From Velachery Main Road, this waterbody is easily get-at-able. From this arterial road, roll into Madipakkam Main Road (also known as Bazaar Main Road) and before long, the lake heaves into view.
Despite its door being always open, the mat lying in front of it remained undisturbed except by residents of houses ringing it. The lake was not having visitors scuffing their shoes on that mat. Even for a majority of those residents, the interest in the lake was hardly connected with the lake. The neatly-raised bund providing an ideal ramp to walk on, the space enabled them to limber up for the day. On hindsight, that was an opportunity missed, an opportunity to record natural history. There was some birding interest from time to time, but it was desultory.
Indian Paradise Flycatcher at Puzhuthivakkam lake
| Photo Credit:
Aravind A.M.
The tide begin to turn in 2017-2018 when a resident not of Puzhuthivakkam, but of a nearby area began to work the lake into his morning walking route — at first, once a week which would evolve into an everyday engagement. Fortunately for natural history, he was a binoculars-carrying and telephoto lens-lugging fitness walker.
Under the doting gaze of someone genuinely interested in the lake for the lake’s sake, it began to reveal its charms.
That gaze belongs to birder A.M. Aravind and it has only become more intense. The results of the sustained gaze has ensured other pairs of eyes were drawn towards the lake and what it offered.

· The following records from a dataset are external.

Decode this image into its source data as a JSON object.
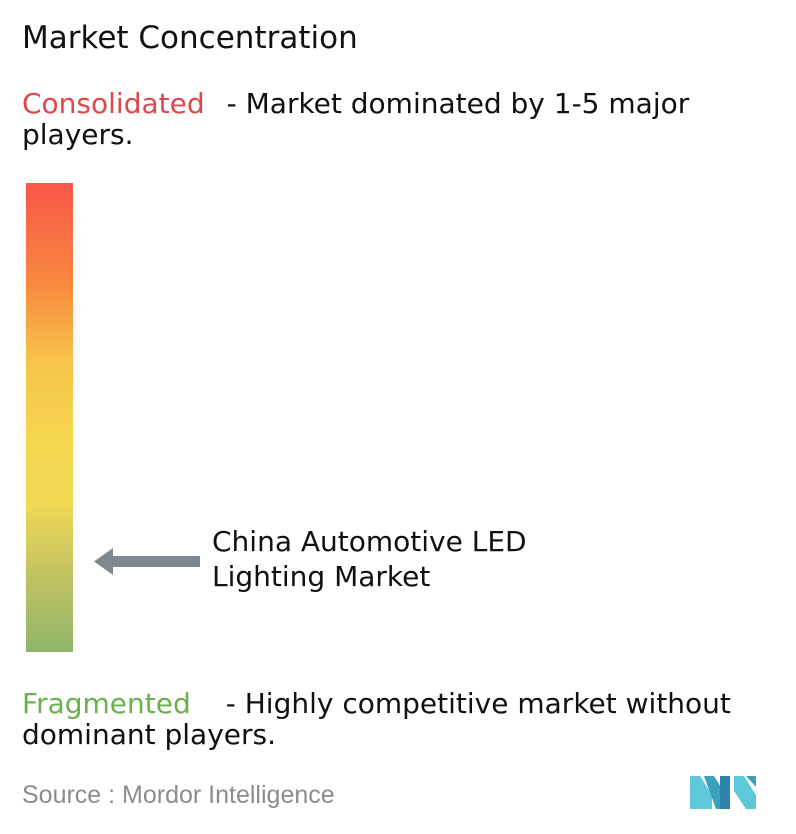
{
  "title": "Market Concentration",
  "consolidated": {
    "label": "Consolidated",
    "text": "- Market dominated by 1-5 major players.",
    "color": "#e0474c"
  },
  "fragmented": {
    "label": "Fragmented",
    "text": "- Highly competitive market without dominant players.",
    "color": "#6ab04c"
  },
  "source": "Source : Mordor Intelligence",
  "chart_data": {
    "type": "gradient-scale",
    "scale_top": "Consolidated",
    "scale_bottom": "Fragmented",
    "gradient_colors": [
      "#f9574a",
      "#f88a3e",
      "#f6c44a",
      "#f5d64e",
      "#f1d954",
      "#c6c461",
      "#8fb56a"
    ],
    "marker": {
      "label": "China Automotive LED Lighting Market",
      "position_from_top": 0.8
    }
  }
}
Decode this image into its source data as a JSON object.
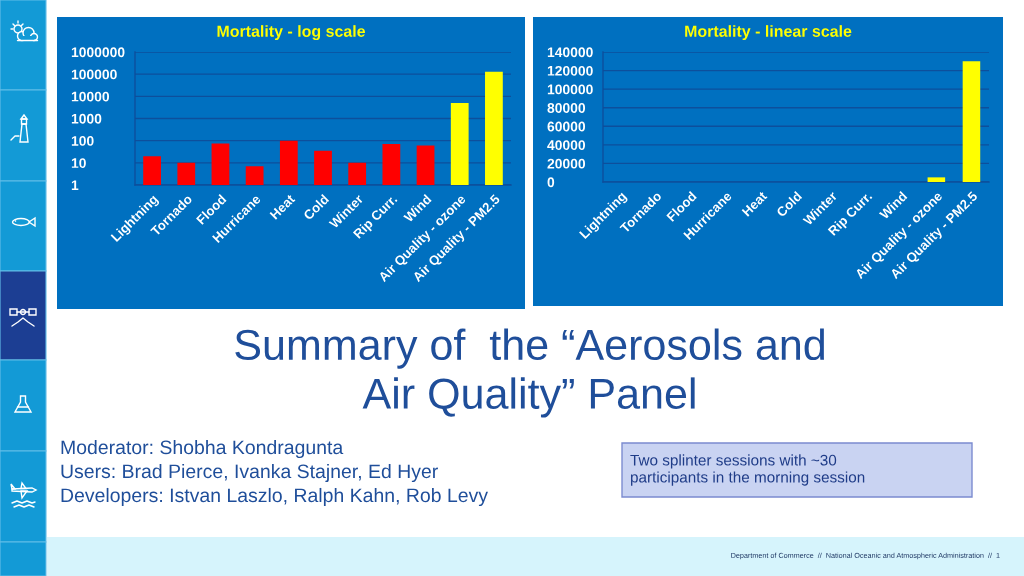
{
  "chart_data": [
    {
      "type": "bar",
      "title": "Mortality - log scale",
      "categories": [
        "Lightning",
        "Tornado",
        "Flood",
        "Hurricane",
        "Heat",
        "Cold",
        "Winter",
        "Rip Curr.",
        "Wind",
        "Air Quality - ozone",
        "Air Quality - PM2.5"
      ],
      "values": [
        20,
        10,
        75,
        7,
        100,
        35,
        10,
        70,
        60,
        5000,
        130000
      ],
      "colors": [
        "#ff0000",
        "#ff0000",
        "#ff0000",
        "#ff0000",
        "#ff0000",
        "#ff0000",
        "#ff0000",
        "#ff0000",
        "#ff0000",
        "#ffff00",
        "#ffff00"
      ],
      "log": true,
      "ylim": [
        1,
        1000000
      ],
      "yticks": [
        1,
        10,
        100,
        1000,
        10000,
        100000,
        1000000
      ],
      "grid": "y"
    },
    {
      "type": "bar",
      "title": "Mortality - linear scale",
      "categories": [
        "Lightning",
        "Tornado",
        "Flood",
        "Hurricane",
        "Heat",
        "Cold",
        "Winter",
        "Rip Curr.",
        "Wind",
        "Air Quality - ozone",
        "Air Quality - PM2.5"
      ],
      "values": [
        0,
        0,
        0,
        0,
        0,
        0,
        0,
        0,
        0,
        5000,
        130000
      ],
      "colors": [
        "#ff0000",
        "#ff0000",
        "#ff0000",
        "#ff0000",
        "#ff0000",
        "#ff0000",
        "#ff0000",
        "#ff0000",
        "#ff0000",
        "#ffff00",
        "#ffff00"
      ],
      "ylim": [
        0,
        140000
      ],
      "yticks": [
        0,
        20000,
        40000,
        60000,
        80000,
        100000,
        120000,
        140000
      ],
      "grid": "y"
    },
    {
      "type": "other",
      "title": "Summary of  the “Aerosols and\nAir Quality” Panel",
      "annotations": [
        "Moderator: Shobha Kondragunta",
        "Users: Brad Pierce, Ivanka Stajner, Ed Hyer",
        "Developers: Istvan Laszlo, Ralph Kahn, Rob Levy",
        "Two splinter sessions with ~30\nparticipants in the morning session",
        "Department of Commerce  //  National Oceanic and Atmospheric Administration  //  1"
      ]
    }
  ]
}
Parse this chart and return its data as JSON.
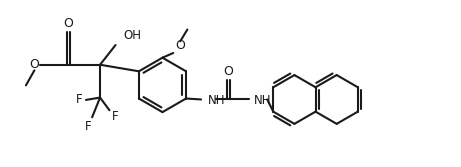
{
  "background_color": "#ffffff",
  "line_color": "#1a1a1a",
  "line_width": 1.5,
  "font_size": 8.5,
  "figsize": [
    4.61,
    1.67
  ],
  "dpi": 100,
  "xlim": [
    0,
    9.2
  ],
  "ylim": [
    0,
    3.5
  ]
}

“From 27 species in 2017 to 93 species now on eBird, Puzhithivakkam lake has come a long way,” says Aravind, clarifying a great number of feathers had been there all along, but not enough pair of human eyes to acknowledge their presence. The lake had been “underbirded”. The Puzuthivakkam lake and the Pallikaranai marshland are separated by eight kilometres or thereabouts, and was bound to mirror avian movements associated with the marsh, but this data was waiting tediously long to be mined for want of keen and interested pairs of human eyes.

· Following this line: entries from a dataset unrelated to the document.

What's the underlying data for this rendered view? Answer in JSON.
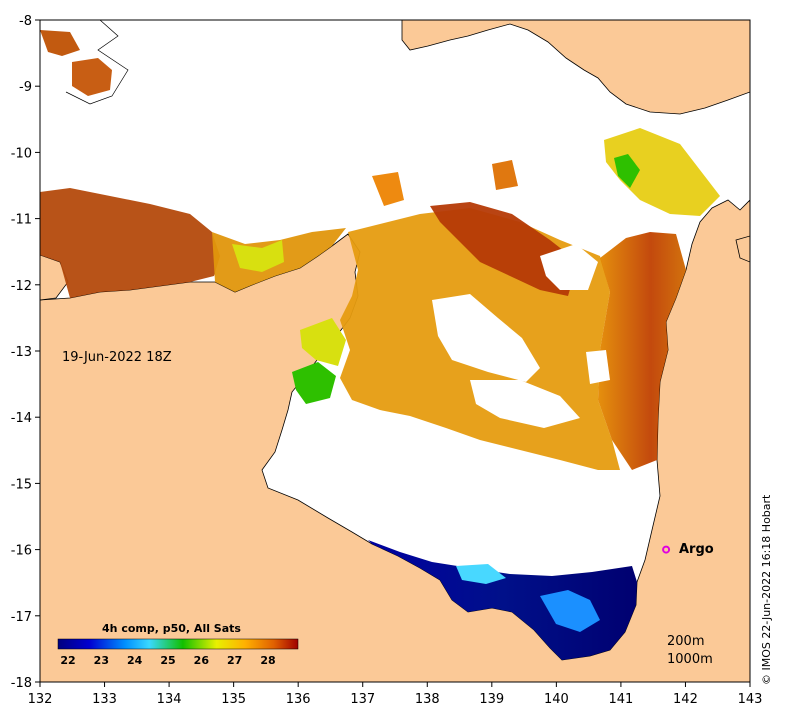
{
  "map": {
    "timestamp": "19-Jun-2022 18Z",
    "argo_label": "Argo",
    "depth_labels": [
      "200m",
      "1000m"
    ],
    "credit": "© IMOS 22-Jun-2022 16:18 Hobart",
    "x_ticks": [
      "132",
      "133",
      "134",
      "135",
      "136",
      "137",
      "138",
      "139",
      "140",
      "141",
      "142",
      "143"
    ],
    "y_ticks": [
      "-8",
      "-9",
      "-10",
      "-11",
      "-12",
      "-13",
      "-14",
      "-15",
      "-16",
      "-17",
      "-18"
    ],
    "lon_range": [
      132,
      143
    ],
    "lat_range": [
      -18,
      -8
    ],
    "argo_float": {
      "lon": 141.7,
      "lat": -16.0
    },
    "colors": {
      "land": "#fbc997",
      "ocean_nodata": "#ffffff",
      "argo_marker": "#e000e0"
    },
    "colorbar": {
      "title": "4h comp, p50, All Sats",
      "ticks": [
        "22",
        "23",
        "24",
        "25",
        "26",
        "27",
        "28"
      ],
      "range": [
        21.7,
        28.9
      ],
      "stops": [
        "#00007f",
        "#0000d0",
        "#0090ff",
        "#3ad8ff",
        "#12c000",
        "#e8f000",
        "#ffb000",
        "#e06000",
        "#a00000"
      ]
    }
  }
}
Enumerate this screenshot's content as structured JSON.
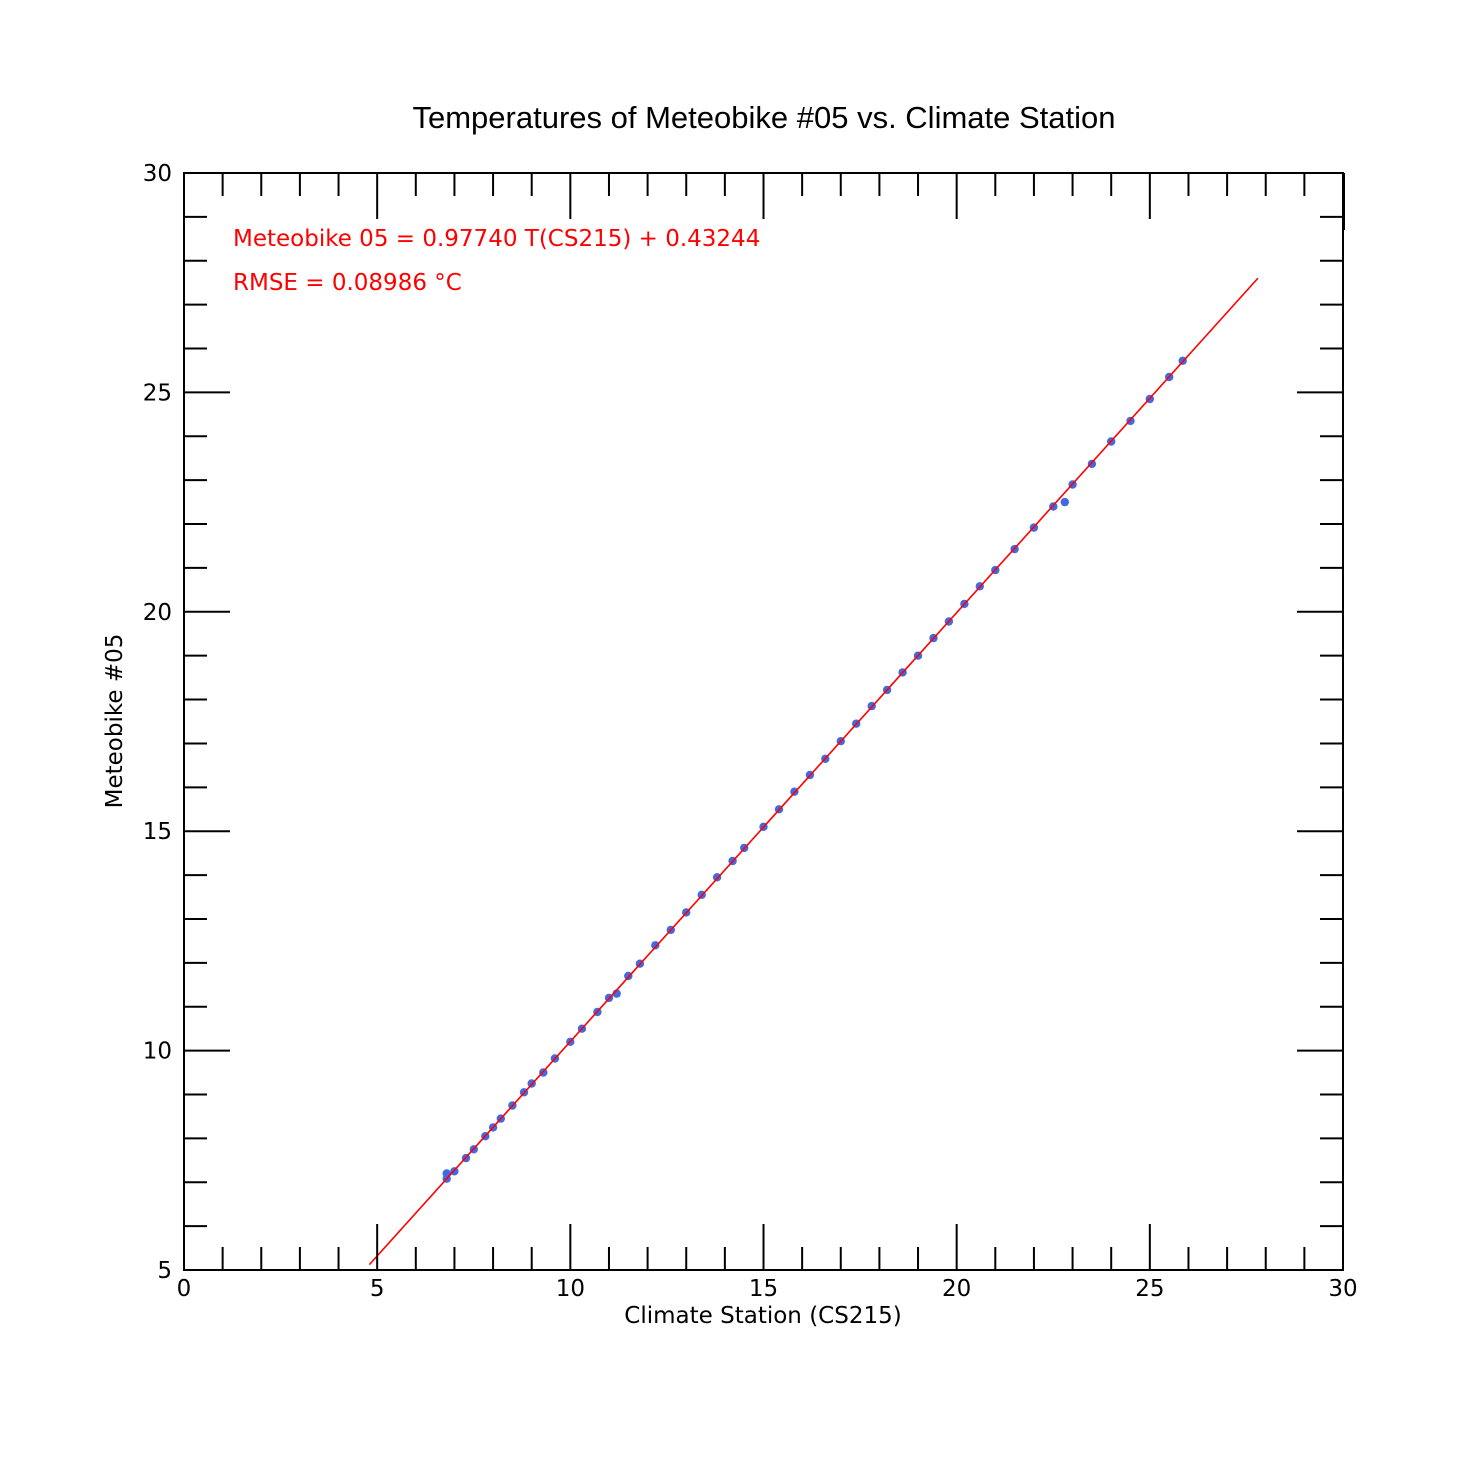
{
  "chart_data": {
    "type": "scatter",
    "title": "Temperatures of Meteobike #05 vs. Climate Station",
    "xlabel": "Climate Station (CS215)",
    "ylabel": "Meteobike #05",
    "xlim": [
      0,
      30
    ],
    "ylim": [
      5,
      30
    ],
    "x_major_ticks": [
      0,
      5,
      10,
      15,
      20,
      25,
      30
    ],
    "y_major_ticks": [
      5,
      10,
      15,
      20,
      25,
      30
    ],
    "x_tick_labels": [
      "0",
      "5",
      "10",
      "15",
      "20",
      "25",
      "30"
    ],
    "y_tick_labels": [
      "5",
      "10",
      "15",
      "20",
      "25",
      "30"
    ],
    "minor_tick_step": 1,
    "grid": false,
    "series": [
      {
        "kind": "scatter",
        "color": "#4169e1",
        "x_range": [
          6.8,
          25.85
        ],
        "points": [
          [
            6.8,
            7.08
          ],
          [
            6.8,
            7.2
          ],
          [
            7.0,
            7.25
          ],
          [
            7.3,
            7.55
          ],
          [
            7.5,
            7.75
          ],
          [
            7.8,
            8.05
          ],
          [
            8.0,
            8.25
          ],
          [
            8.2,
            8.45
          ],
          [
            8.5,
            8.75
          ],
          [
            8.8,
            9.05
          ],
          [
            9.0,
            9.25
          ],
          [
            9.3,
            9.5
          ],
          [
            9.6,
            9.82
          ],
          [
            10.0,
            10.2
          ],
          [
            10.3,
            10.5
          ],
          [
            10.7,
            10.88
          ],
          [
            11.0,
            11.2
          ],
          [
            11.2,
            11.3
          ],
          [
            11.5,
            11.7
          ],
          [
            11.8,
            11.98
          ],
          [
            12.2,
            12.4
          ],
          [
            12.6,
            12.75
          ],
          [
            13.0,
            13.15
          ],
          [
            13.4,
            13.55
          ],
          [
            13.8,
            13.95
          ],
          [
            14.2,
            14.32
          ],
          [
            14.5,
            14.62
          ],
          [
            15.0,
            15.1
          ],
          [
            15.4,
            15.5
          ],
          [
            15.8,
            15.9
          ],
          [
            16.2,
            16.28
          ],
          [
            16.6,
            16.65
          ],
          [
            17.0,
            17.05
          ],
          [
            17.4,
            17.45
          ],
          [
            17.8,
            17.85
          ],
          [
            18.2,
            18.22
          ],
          [
            18.6,
            18.62
          ],
          [
            19.0,
            19.0
          ],
          [
            19.4,
            19.4
          ],
          [
            19.8,
            19.78
          ],
          [
            20.2,
            20.18
          ],
          [
            20.6,
            20.58
          ],
          [
            21.0,
            20.95
          ],
          [
            21.5,
            21.43
          ],
          [
            22.0,
            21.92
          ],
          [
            22.5,
            22.4
          ],
          [
            22.8,
            22.5
          ],
          [
            23.0,
            22.9
          ],
          [
            23.5,
            23.37
          ],
          [
            24.0,
            23.88
          ],
          [
            24.5,
            24.35
          ],
          [
            25.0,
            24.85
          ],
          [
            25.5,
            25.35
          ],
          [
            25.85,
            25.72
          ]
        ]
      },
      {
        "kind": "line",
        "color": "#ff0000",
        "x_range": [
          4.8,
          27.8
        ],
        "slope": 0.9774,
        "intercept": 0.43244
      }
    ],
    "annotations": [
      "Meteobike 05 = 0.97740 T(CS215) + 0.43244",
      "RMSE = 0.08986 °C"
    ]
  }
}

“Initially, I was going to the Ram Nagar Swamps and I would head to the Puzhuthivakkam lake once in a week. In the last three to three-and-a-half years, it has become a daily thing. I had also moved house and I was closer to the Puzhuthivakkam lake than Ram Nagar Swamps,” explains Aravind.

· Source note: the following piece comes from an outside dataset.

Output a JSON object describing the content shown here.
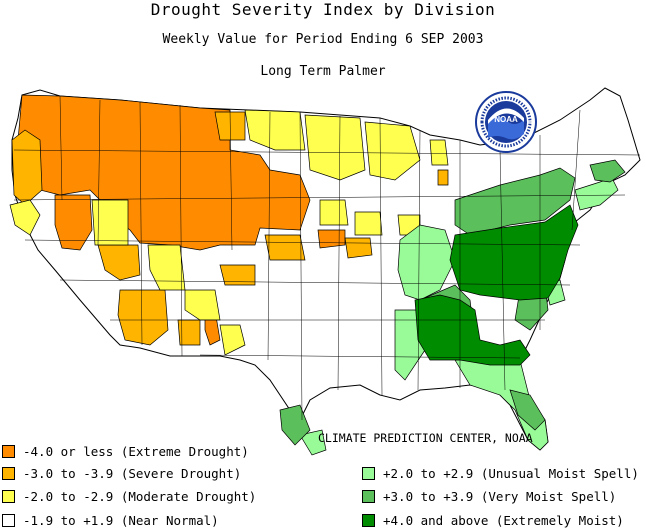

(For the benefit of Martians unfamiliar with the Madipakkam region, Ram Nagar Swamps is essentially water-logged plots where birds moved in before their human, legally-entitled owners did. With the humans “reclaiming” their land by building houses, the Ram Nagar Swamps in now almost dead in terms of avian activity.) Back to Puzhuthivakkam lake, Aravind notes that during the last wintering season, birders could see the Indian Pitta every single day.
Last season, garganey showed up. This season, the whiskered terns having been doing mad sorties over the lake, dipping into it to fuel up. Aravind further remarks that the Asian pied starling’s nesting activity at the lake has been intense this season.
Asian Pied Starling at Puzhuthivakkam Lake
| Photo Credit:
Aravind A.M.
“The crested winged cuckoo also showed up; it sojourned for a week,” says Aravind. The presence of trees around the lake draw such avian life. Among his greatest finds at the lake, Aravind counts the mottled wood owl, which he heard hoot. He also has a few non-Avian records that are worth a mention.
He explains: “I had a clear sighting of a Southern Birdwing butterfly. But, the bigger news is that Indian Flapshell turtle (which is “vulnerable” on IUCN scale) nested this year and I saw nestlings and have some terrible photos of the young ones. But, reasonably good photos of the adult.”